Several studies has been conducted to study developer sentiments on online discussions (e.g., SO data) (Guzman et al. 2014; Murgia et al. 2014; Ortu et al.2015; Novielli et al. 2014; Uddin and Khomh 2017a, 2017c, 2019; Uddin et al. 2019, 2020a, 2020b; Chakraborty et al. 2021; Lin et al. 2022). Guzman et al. applied sentiment analysis on code comments (Guzman et al. 2014). Islam and Zibran study emotional variations in commit messages (Islam and Zibran 2016). Garcia et al. (2013) study the emotions of developers in the Gentoo community. Guzman and Bruegge studied developer sentiments on mailing lists (Guzman and Bruegge 2013). Novielli et al. conduct sentiment analysis on SO and Github discussions (Novielli et al. 2015). Many of these studies use automated sentiment analysis tools, which are found to provide contradictory results in software engineering research (Jongeling et al. 2017).

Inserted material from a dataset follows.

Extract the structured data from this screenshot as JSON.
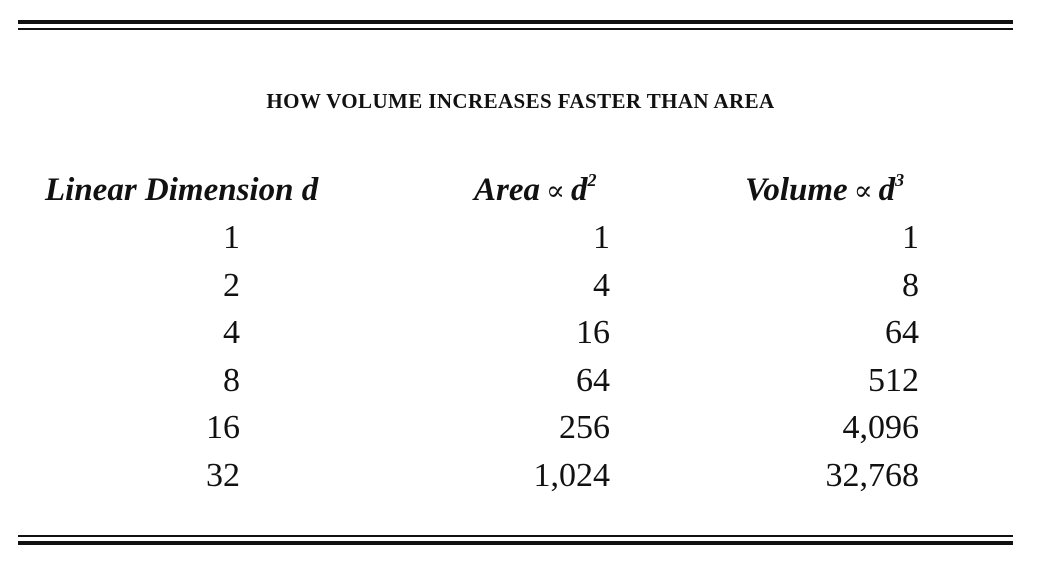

All the above research works using SO data could be benefited from improved data quality offered by collaborative editing in SO. As such, our tool EditEx, once adopted by the SO users, can help the SO users as well as the SO-based research community with better quality data.

9 Conclusion

SO has become an essential online resource with millions of programming-related problems and solutions. However, the quality of the shared knowledge is vital for the growth and success of SO. To promote quality, SO introduces an edit system so that users can suggest an improvement to posts. Unfortunately, numerous suggested edits are rejected due to either undesired changes of posts or violating edit guidelines. Such a scenario not only hurts the quality of content but also frustrates and demotivates users. We conducted a qualitative analysis of 764 (382 questions + 382 answers) rejected edits by rollbacks and identified 19 rejection reasons. We then extract 15 texts and user-based features to automatically capture those reasons and develop four machine learning models using them. Our best-performing model can predict rejected edits with about 70% accuracy, and the rejection reason classifier can identify the potential rejection reasons with 67% accuracy. We also introduced an online tool named EditEx that can be integrated with the SO edit system. It analyzes the edits, predicts whether they will be rejected, and suggests users with the potential rejection reasons. We conduct a survey to assess EditEx and SO edit system. According to survey results, the participants find reasons for rejection identified by EditEx influential. Moreover, EditEx can support the SO edit system to prevent 49% rejections, including the commonly rejected reasons. Such a statistic is 12% when users suggest regular free-form edits. Moreover, our tool significantly decreases the subjective workload and increases participants’ confidence in suggesting edits.